The corresponding regression model for the Shribble is found by adding the StreamShribble coefficient to the intercept to get the final intercept and the StreamShribble:fork interaction term to the fork coefficient to get the slope.
Distance = 16.8893674 + 0.486896*fork length
We can verify each of these by splitting the data set, then analyzing each stream separately.
Shribble <- lm(distance~fork, data = Shribble)
summary(Shribble)
##
## Call:
## lm(formula = distance ~ fork, data = Shribble)
##
## Residuals:
## Min 1Q Median 3Q Max
## -60.473 -12.540 -0.691 14.458 48.068
##
## Coefficients:
## Estimate Std. Error t value Pr(>|t|)
## (Intercept) 16.88937 5.85039 2.887 0.00415 **
## fork 0.48690 0.07196 6.766 6.22e-11 ***
## ---
## Signif. codes: 0 '***' 0.001 '**' 0.01 '*' 0.05 '.' 0.1 ' ' 1
##
## Residual standard error: 19.2 on 323 degrees of freedom
## Multiple R-squared: 0.1241, Adjusted R-squared: 0.1214
## F-statistic: 45.78 on 1 and 323 DF, p-value: 6.218e-11
Rush_model <- lm(distance~fork, data = Rush)
summary(Rush_model)
##
## Call:
## lm(formula = distance ~ fork, data = Rush)
##
## Residuals:
## Min 1Q Median 3Q Max
## -62.087 -12.551 -0.334 12.849 54.574
##
## Coefficients:
## Estimate Std. Error t value Pr(>|t|)
## (Intercept) 55.39601 5.46169 10.14 <2e-16 ***
## fork 1.50080 0.05377 27.91 <2e-16 ***
## ---
## Signif. codes: 0 '***' 0.001 '**' 0.01 '*' 0.05 '.' 0.1 ' ' 1
##
## Residual standard error: 19.21 on 323 degrees of freedom
## Multiple R-squared: 0.7069, Adjusted R-squared: 0.706
## F-statistic: 779 on 1 and 323 DF, p-value: < 2.2e-16
The impact of fork length on fish movement is significantly different between the rivers, with greater movement in the Rush as the fork length increased. Additionally, the overall average movement was greater in the Rush.

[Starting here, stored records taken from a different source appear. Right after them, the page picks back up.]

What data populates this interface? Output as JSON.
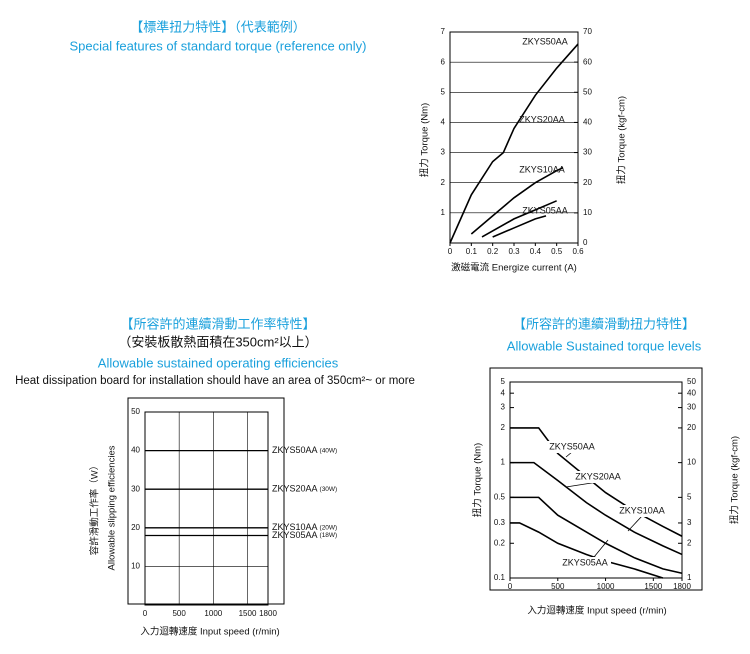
{
  "chart_data": [
    {
      "type": "line",
      "title": "【標準扭力特性】（代表範例）",
      "subtitle": "Special features of standard torque  (reference only)",
      "xlabel": "激磁電流 Energize current (A)",
      "ylabel": "扭力 Torque (Nm)",
      "y2label": "扭力 Torque (kgf-cm)",
      "xlim": [
        0,
        0.6
      ],
      "xticks": [
        0,
        0.1,
        0.2,
        0.3,
        0.4,
        0.5,
        0.6
      ],
      "ylim": [
        0,
        7
      ],
      "yticks": [
        1,
        2,
        3,
        4,
        5,
        6,
        7
      ],
      "y2lim": [
        0,
        70
      ],
      "y2ticks": [
        0,
        10,
        20,
        30,
        40,
        50,
        60,
        70
      ],
      "grid": true,
      "series": [
        {
          "name": "ZKYS50AA",
          "color": "#000000",
          "x": [
            0,
            0.1,
            0.2,
            0.25,
            0.3,
            0.4,
            0.5,
            0.6
          ],
          "values": [
            0,
            1.6,
            2.7,
            3.0,
            3.8,
            4.9,
            5.8,
            6.6
          ]
        },
        {
          "name": "ZKYS20AA",
          "color": "#000000",
          "x": [
            0.1,
            0.2,
            0.3,
            0.4,
            0.5,
            0.53
          ],
          "values": [
            0.3,
            0.9,
            1.5,
            2.0,
            2.4,
            2.5
          ]
        },
        {
          "name": "ZKYS10AA",
          "color": "#000000",
          "x": [
            0.15,
            0.3,
            0.4,
            0.5
          ],
          "values": [
            0.2,
            0.8,
            1.1,
            1.4
          ]
        },
        {
          "name": "ZKYS05AA",
          "color": "#000000",
          "x": [
            0.2,
            0.3,
            0.4,
            0.45
          ],
          "values": [
            0.2,
            0.5,
            0.8,
            0.9
          ]
        }
      ]
    },
    {
      "type": "line",
      "title": "【所容許的連續滑動工作率特性】",
      "subtitle": "（安裝板散熱面積在350cm²以上）",
      "subtitle2": "Allowable sustained operating efficiencies",
      "note": "Heat dissipation board for installation should have an area of 350cm²~ or more",
      "xlabel": "入力迴轉速度 Input speed (r/min)",
      "ylabel": "容許滑動工作率（W）",
      "ylabel2": "Allowable slipping efficiencies",
      "xlim": [
        0,
        1800
      ],
      "xticks": [
        0,
        500,
        1000,
        1500,
        1800
      ],
      "ylim": [
        0,
        50
      ],
      "yticks": [
        10,
        20,
        30,
        40,
        50
      ],
      "grid": true,
      "series": [
        {
          "name": "ZKYS50AA",
          "label": "(40W)",
          "color": "#000000",
          "x": [
            0,
            1800
          ],
          "values": [
            40,
            40
          ]
        },
        {
          "name": "ZKYS20AA",
          "label": "(30W)",
          "color": "#000000",
          "x": [
            0,
            1800
          ],
          "values": [
            30,
            30
          ]
        },
        {
          "name": "ZKYS10AA",
          "label": "(20W)",
          "color": "#000000",
          "x": [
            0,
            1800
          ],
          "values": [
            20,
            20
          ]
        },
        {
          "name": "ZKYS05AA",
          "label": "(18W)",
          "color": "#000000",
          "x": [
            0,
            1800
          ],
          "values": [
            18,
            18
          ]
        }
      ]
    },
    {
      "type": "line",
      "title": "【所容許的連續滑動扭力特性】",
      "subtitle": "Allowable Sustained torque levels",
      "xlabel": "入力迴轉速度 Input speed (r/min)",
      "ylabel": "扭力 Torque (Nm)",
      "y2label": "扭力 Torque (kgf-cm)",
      "xlim": [
        0,
        1800
      ],
      "xticks": [
        0,
        500,
        1000,
        1500,
        1800
      ],
      "ylim": [
        0.1,
        5
      ],
      "yticks": [
        0.1,
        0.2,
        0.3,
        0.5,
        1,
        2,
        3,
        4,
        5
      ],
      "y2lim": [
        1,
        50
      ],
      "y2ticks": [
        1,
        2,
        3,
        5,
        10,
        20,
        30,
        40,
        50
      ],
      "log": true,
      "grid": false,
      "series": [
        {
          "name": "ZKYS50AA",
          "color": "#000000",
          "x": [
            0,
            300,
            500,
            800,
            1000,
            1300,
            1600,
            1800
          ],
          "values": [
            2,
            2,
            1.2,
            0.75,
            0.55,
            0.38,
            0.28,
            0.23
          ]
        },
        {
          "name": "ZKYS20AA",
          "color": "#000000",
          "x": [
            0,
            250,
            500,
            800,
            1000,
            1300,
            1600,
            1800
          ],
          "values": [
            1,
            1,
            0.7,
            0.45,
            0.35,
            0.25,
            0.19,
            0.16
          ]
        },
        {
          "name": "ZKYS10AA",
          "color": "#000000",
          "x": [
            0,
            300,
            500,
            800,
            1000,
            1300,
            1600,
            1800
          ],
          "values": [
            0.5,
            0.5,
            0.35,
            0.25,
            0.2,
            0.15,
            0.12,
            0.11
          ]
        },
        {
          "name": "ZKYS05AA",
          "color": "#000000",
          "x": [
            0,
            100,
            300,
            500,
            800,
            1000,
            1300,
            1600
          ],
          "values": [
            0.3,
            0.3,
            0.25,
            0.2,
            0.16,
            0.14,
            0.12,
            0.1
          ]
        }
      ]
    }
  ]
}
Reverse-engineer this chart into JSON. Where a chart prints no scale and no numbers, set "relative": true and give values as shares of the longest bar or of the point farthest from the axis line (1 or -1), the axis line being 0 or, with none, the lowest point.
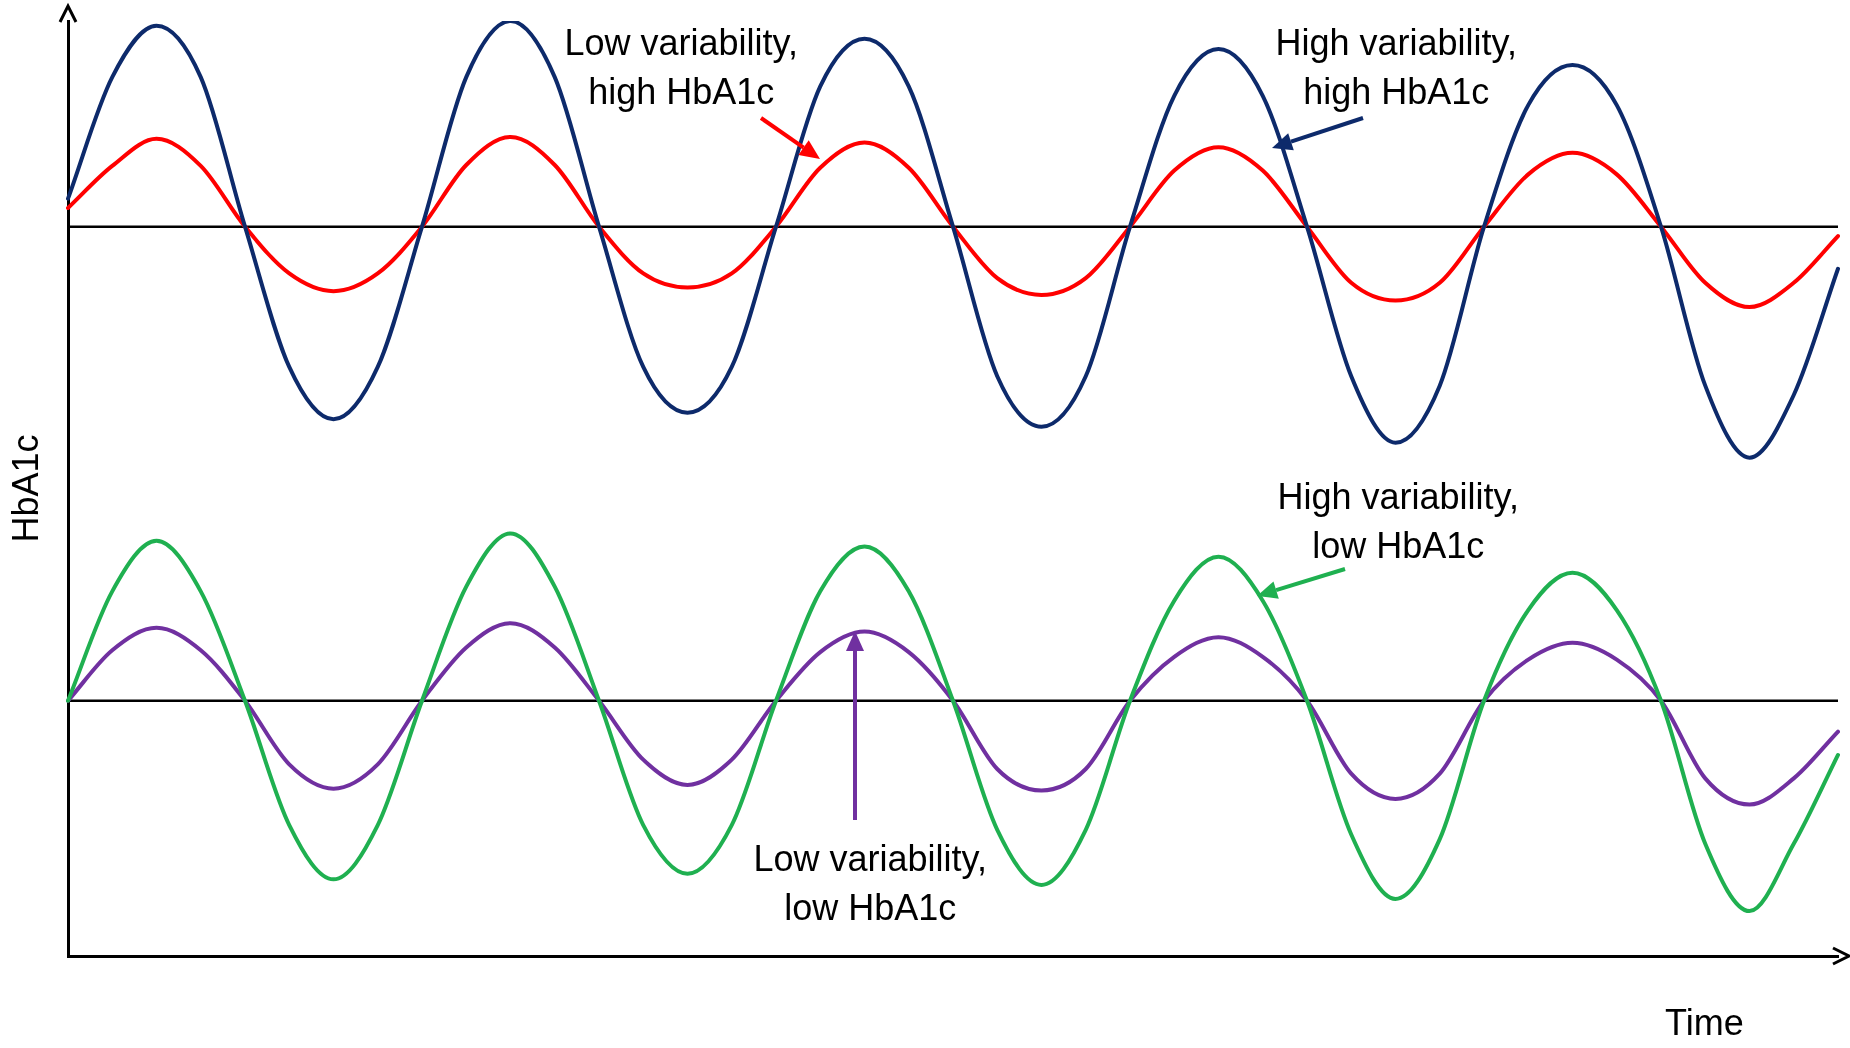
{
  "chart_data": {
    "type": "line",
    "relative": true,
    "xlabel": "Time",
    "ylabel": "HbA1c",
    "legend": false,
    "grid": false,
    "tick_labels": false,
    "categories": [
      null,
      null,
      null,
      null,
      null,
      null,
      null,
      null,
      null,
      null,
      null,
      null,
      null,
      null,
      null,
      null,
      null,
      null,
      null,
      null,
      null,
      null,
      null,
      null,
      null,
      null,
      null,
      null,
      null,
      null,
      null,
      null,
      null,
      null,
      null,
      null,
      null,
      null,
      null,
      null,
      null
    ],
    "series": [
      {
        "color": "#0d2a6b",
        "values": [
          0.81,
          0.94,
          0.995,
          0.94,
          0.78,
          0.63,
          0.574,
          0.63,
          0.78,
          0.94,
          1.0,
          0.94,
          0.78,
          0.63,
          0.581,
          0.63,
          0.78,
          0.93,
          0.981,
          0.93,
          0.78,
          0.62,
          0.566,
          0.62,
          0.78,
          0.92,
          0.97,
          0.92,
          0.78,
          0.62,
          0.549,
          0.61,
          0.78,
          0.91,
          0.953,
          0.91,
          0.78,
          0.61,
          0.533,
          0.6,
          0.735
        ]
      },
      {
        "color": "#ff0000",
        "values": [
          0.8,
          0.845,
          0.874,
          0.845,
          0.78,
          0.73,
          0.711,
          0.73,
          0.78,
          0.846,
          0.876,
          0.846,
          0.78,
          0.73,
          0.715,
          0.73,
          0.78,
          0.843,
          0.87,
          0.843,
          0.78,
          0.725,
          0.707,
          0.725,
          0.78,
          0.84,
          0.865,
          0.84,
          0.78,
          0.72,
          0.701,
          0.72,
          0.78,
          0.836,
          0.859,
          0.836,
          0.78,
          0.72,
          0.694,
          0.72,
          0.77
        ]
      },
      {
        "color": "#1fb050",
        "values": [
          0.273,
          0.39,
          0.444,
          0.39,
          0.273,
          0.14,
          0.082,
          0.14,
          0.273,
          0.395,
          0.452,
          0.395,
          0.273,
          0.14,
          0.088,
          0.14,
          0.273,
          0.39,
          0.438,
          0.39,
          0.273,
          0.135,
          0.076,
          0.135,
          0.273,
          0.38,
          0.427,
          0.38,
          0.273,
          0.13,
          0.061,
          0.125,
          0.273,
          0.37,
          0.41,
          0.37,
          0.273,
          0.12,
          0.048,
          0.12,
          0.215
        ]
      },
      {
        "color": "#7030a0",
        "values": [
          0.273,
          0.327,
          0.351,
          0.327,
          0.273,
          0.205,
          0.179,
          0.205,
          0.273,
          0.33,
          0.356,
          0.33,
          0.273,
          0.21,
          0.183,
          0.21,
          0.273,
          0.325,
          0.347,
          0.325,
          0.273,
          0.2,
          0.177,
          0.2,
          0.273,
          0.32,
          0.341,
          0.32,
          0.273,
          0.195,
          0.168,
          0.195,
          0.273,
          0.317,
          0.335,
          0.317,
          0.273,
          0.19,
          0.162,
          0.19,
          0.24
        ]
      }
    ],
    "ref_lines": [
      {
        "axis": "y",
        "value": 0.78,
        "color": "#000000"
      },
      {
        "axis": "y",
        "value": 0.273,
        "color": "#000000"
      }
    ],
    "annotations": [
      "Low variability,\nhigh HbA1c",
      "High variability,\nhigh HbA1c",
      "High variability,\nlow HbA1c",
      "Low variability,\nlow HbA1c"
    ]
  }
}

As above, you can always use predict to manually calculate the 95% confidence interval for the regression line and confint to get the confidence intervals for each regression term.
And there you have it: A breakdown of how to use ANCOVA to simultaneously analyze and compare two sets of data. The only requirements are that the data sets have the same independent and dependent variables and meet the other assumptions required for regression.